I wonder if the cost of solar per unit of power generated includes the extra cost needed to stabilise the grid in case of sudden withdrawal?

October 12, 2016 7:14 pm

The fallacy of wind turbines is revealed with simple arithmetic.
5 mW wind turbine, avg output 1/3 nameplate, 20 yr life, electricity @ wholesale 3 cents per kwh produces $8.8E6.
Installed cost @ $1.7E6/mW = $8.5E6. Add the cost of standby CCGT for low wind periods. Add the cost of land lease, maintenance, administration.
Solar voltaic and solar thermal are even worse.
The dollar relation is a proxy for energy relation. Bottom line, the energy consumed to design, manufacture, install, maintain and administer renewables appears to exceed the energy they produce in their lifetime.
Without the energy provided by other sources these renewables could not exist.

October 13, 2016 1:51 am

If you want to see really horrendous subsidies, check out the subsidies for nuclear power in the UK. It adds up to about £10 per year for each consumer. Most of the profit will go to China or France.

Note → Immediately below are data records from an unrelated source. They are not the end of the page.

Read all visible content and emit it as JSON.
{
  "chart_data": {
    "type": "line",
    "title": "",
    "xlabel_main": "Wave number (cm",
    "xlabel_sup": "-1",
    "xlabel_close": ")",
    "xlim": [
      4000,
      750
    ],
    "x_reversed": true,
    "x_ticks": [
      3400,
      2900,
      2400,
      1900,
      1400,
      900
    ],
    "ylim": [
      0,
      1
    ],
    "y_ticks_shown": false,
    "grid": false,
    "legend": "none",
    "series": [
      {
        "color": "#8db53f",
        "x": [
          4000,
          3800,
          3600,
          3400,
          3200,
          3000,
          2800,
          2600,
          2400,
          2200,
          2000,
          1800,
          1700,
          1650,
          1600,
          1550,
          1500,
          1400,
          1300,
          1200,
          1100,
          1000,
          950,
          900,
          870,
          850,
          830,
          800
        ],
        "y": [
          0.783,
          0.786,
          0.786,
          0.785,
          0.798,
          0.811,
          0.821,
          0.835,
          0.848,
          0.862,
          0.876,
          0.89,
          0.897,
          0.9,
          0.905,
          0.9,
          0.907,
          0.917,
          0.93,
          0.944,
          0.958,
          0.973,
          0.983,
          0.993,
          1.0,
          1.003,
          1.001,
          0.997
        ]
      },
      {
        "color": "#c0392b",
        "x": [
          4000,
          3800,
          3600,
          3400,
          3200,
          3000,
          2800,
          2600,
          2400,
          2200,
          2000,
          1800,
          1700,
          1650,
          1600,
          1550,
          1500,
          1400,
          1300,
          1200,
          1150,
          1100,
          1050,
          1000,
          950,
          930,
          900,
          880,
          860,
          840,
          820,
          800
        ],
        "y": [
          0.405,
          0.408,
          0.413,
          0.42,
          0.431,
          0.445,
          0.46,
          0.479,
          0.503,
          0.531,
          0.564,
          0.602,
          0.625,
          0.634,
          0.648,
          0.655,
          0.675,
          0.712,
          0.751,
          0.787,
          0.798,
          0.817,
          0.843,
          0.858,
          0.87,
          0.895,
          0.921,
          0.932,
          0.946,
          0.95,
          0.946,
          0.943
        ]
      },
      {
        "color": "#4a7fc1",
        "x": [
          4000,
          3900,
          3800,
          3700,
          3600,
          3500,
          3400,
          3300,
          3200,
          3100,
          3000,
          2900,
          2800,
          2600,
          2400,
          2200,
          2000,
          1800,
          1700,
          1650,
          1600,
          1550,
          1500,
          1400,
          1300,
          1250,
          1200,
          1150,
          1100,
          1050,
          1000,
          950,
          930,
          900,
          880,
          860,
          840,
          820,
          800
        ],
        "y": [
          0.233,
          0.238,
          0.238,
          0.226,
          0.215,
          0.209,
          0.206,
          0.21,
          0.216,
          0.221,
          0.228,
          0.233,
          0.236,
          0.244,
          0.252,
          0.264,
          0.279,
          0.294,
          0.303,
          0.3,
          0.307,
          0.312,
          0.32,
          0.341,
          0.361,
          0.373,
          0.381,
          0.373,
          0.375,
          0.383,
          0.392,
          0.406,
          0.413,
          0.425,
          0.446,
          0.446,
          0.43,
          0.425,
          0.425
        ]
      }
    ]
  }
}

What was that about domestic solar panels again?

Reply to  Gareth Phillips
October 13, 2016 6:48 am

What was that about domestic solar panels again?
at least 20 times as much?

LewSkannen
October 13, 2016 4:45 am

We really need to sort out the definitions being used.
The cheapest source of energy cannot possibly be subsidized under any useful definition.
By ‘useful’ I mean one which is a conserved quantity.
When people include arbitrary tax breaks as subsidies the definition becomes that of a quantity which is not conserved and can be decided arbitrarily.
If we stick to a conserved quantity then it can be used as an estimate of the energy being consumed by these so-called energy sources.

dmacleo
October 13, 2016 3:26 pm

tax rebates, tax writeoffs, etc are not direct subsidies like green energy gets.
beware the trap.

Resourceguy
October 14, 2016 6:36 am

This is the real problem with renewable energy policy.
http://www.treehugger.com/solar-technology/bill-nye-backed-solar-company-aims-cut-cost-solar-60.html
Bill Nye is aiming for government handouts with a business model that is long out of date and already tried by other failed players. Ultrathin silicon cell “savings” models fool no one at this point, except program officers handling loans and grants and directed to look the other way.